Organisatiegeheugen en herhaling: wat leren we (niet) van oude klachten

Een organisatie die haar verleden niet onder ogen ziet, loopt het risico het telkens opnieuw te beleven. Veel klachten en meldingen die vertrouwenspersonen of commissies onder ogen krijgen, lijken op eerdere casussen: vergelijkbare gedragingen, vergelijkbare reacties, vergelijkbare patronen van stilzwijgen. Toch worden ze vaak behandeld alsof ze op zichzelf staan — alsof elke klacht een nieuw begin is. Die neiging tot vergetelheid, bewust of onbewust, vormt een groot risico voor duurzame sociale veiligheid.

Wie wil begrijpen waarom problemen blijven terugkeren, moet het organisatiegeheugen onderzoeken: de manier waarop een organisatie omgaat met haar eigen verleden, met wat zij ooit verkeerd deed, en met wat ze daaruit heeft geleerd. Dat geheugen is zelden neutraal. Sommige ervaringen worden vastgelegd en besproken; andere verdwijnen stilletjes in een archiefkast of achter het vertrouwelijkheidsetiket. In dit stuk wordt onderzocht hoe organisaties leren van klachten, waarom dat zo vaak misgaat, en welke rol de vertrouwenspersoon en klachtencommissie spelen in het ontwikkelen van een lerende structuur.

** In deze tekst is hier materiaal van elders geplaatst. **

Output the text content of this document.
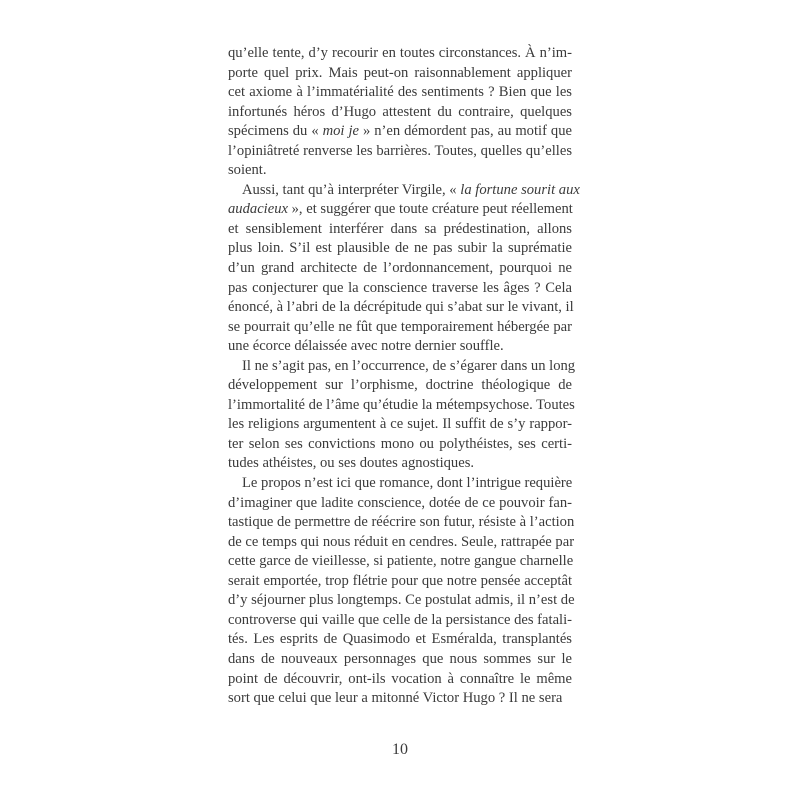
qu’elle tente, d’y recourir en toutes circonstances. À n’im-
porte quel prix. Mais peut-on raisonnablement appliquer
cet axiome à l’immatérialité des sentiments ? Bien que les
infortunés héros d’Hugo attestent du contraire, quelques
spécimens du « moi je » n’en démordent pas, au motif que
l’opiniâtreté renverse les barrières. Toutes, quelles qu’elles
soient.
Aussi, tant qu’à interpréter Virgile, « la fortune sourit aux
audacieux », et suggérer que toute créature peut réellement
et sensiblement interférer dans sa prédestination, allons
plus loin. S’il est plausible de ne pas subir la suprématie
d’un grand architecte de l’ordonnancement, pourquoi ne
pas conjecturer que la conscience traverse les âges ? Cela
énoncé, à l’abri de la décrépitude qui s’abat sur le vivant, il
se pourrait qu’elle ne fût que temporairement hébergée par
une écorce délaissée avec notre dernier souffle.
Il ne s’agit pas, en l’occurrence, de s’égarer dans un long
développement sur l’orphisme, doctrine théologique de
l’immortalité de l’âme qu’étudie la métempsychose. Toutes
les religions argumentent à ce sujet. Il suffit de s’y rappor-
ter selon ses convictions mono ou polythéistes, ses certi-
tudes athéistes, ou ses doutes agnostiques.
Le propos n’est ici que romance, dont l’intrigue requière
d’imaginer que ladite conscience, dotée de ce pouvoir fan-
tastique de permettre de réécrire son futur, résiste à l’action
de ce temps qui nous réduit en cendres. Seule, rattrapée par
cette garce de vieillesse, si patiente, notre gangue charnelle
serait emportée, trop flétrie pour que notre pensée acceptât
d’y séjourner plus longtemps. Ce postulat admis, il n’est de
controverse qui vaille que celle de la persistance des fatali-
tés. Les esprits de Quasimodo et Esméralda, transplantés
dans de nouveaux personnages que nous sommes sur le
point de découvrir, ont-ils vocation à connaître le même
sort que celui que leur a mitonné Victor Hugo ? Il ne sera
10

De korte adem van veel organisaties

In de hectiek van het dagelijks werk is er weinig ruimte voor terugkijken. Zodra een klacht is afgehandeld, wil men verder. De melder wil rust, de leidinggevende wil de rust herstellen, en de organisatie wil door. “We hebben dit opgelost” klinkt geruststellend, maar verhult vaak dat er niets is geleerd.

De meeste klachtenprocedures zijn gericht op afhandeling, niet op reflectie. Zodra het oordeel van de klachtencommissie is uitgesproken of het gesprek met HR is afgerond, verdwijnt het dossier. Evaluatie, analyse of opvolging zijn zeldzaam. Dat is begrijpelijk — klachten zijn emotioneel beladen — maar het zorgt ervoor dat dezelfde fouten zich blijven herhalen.

Een klacht vertelt altijd iets over het systeem waarbinnen ze is ontstaan. Niet alleen over de betrokken personen, maar over processen, machtsverhoudingen en cultuur. Zonder reflectie blijft die systeemlaag onbesproken. En wat niet wordt besproken, blijft bestaan.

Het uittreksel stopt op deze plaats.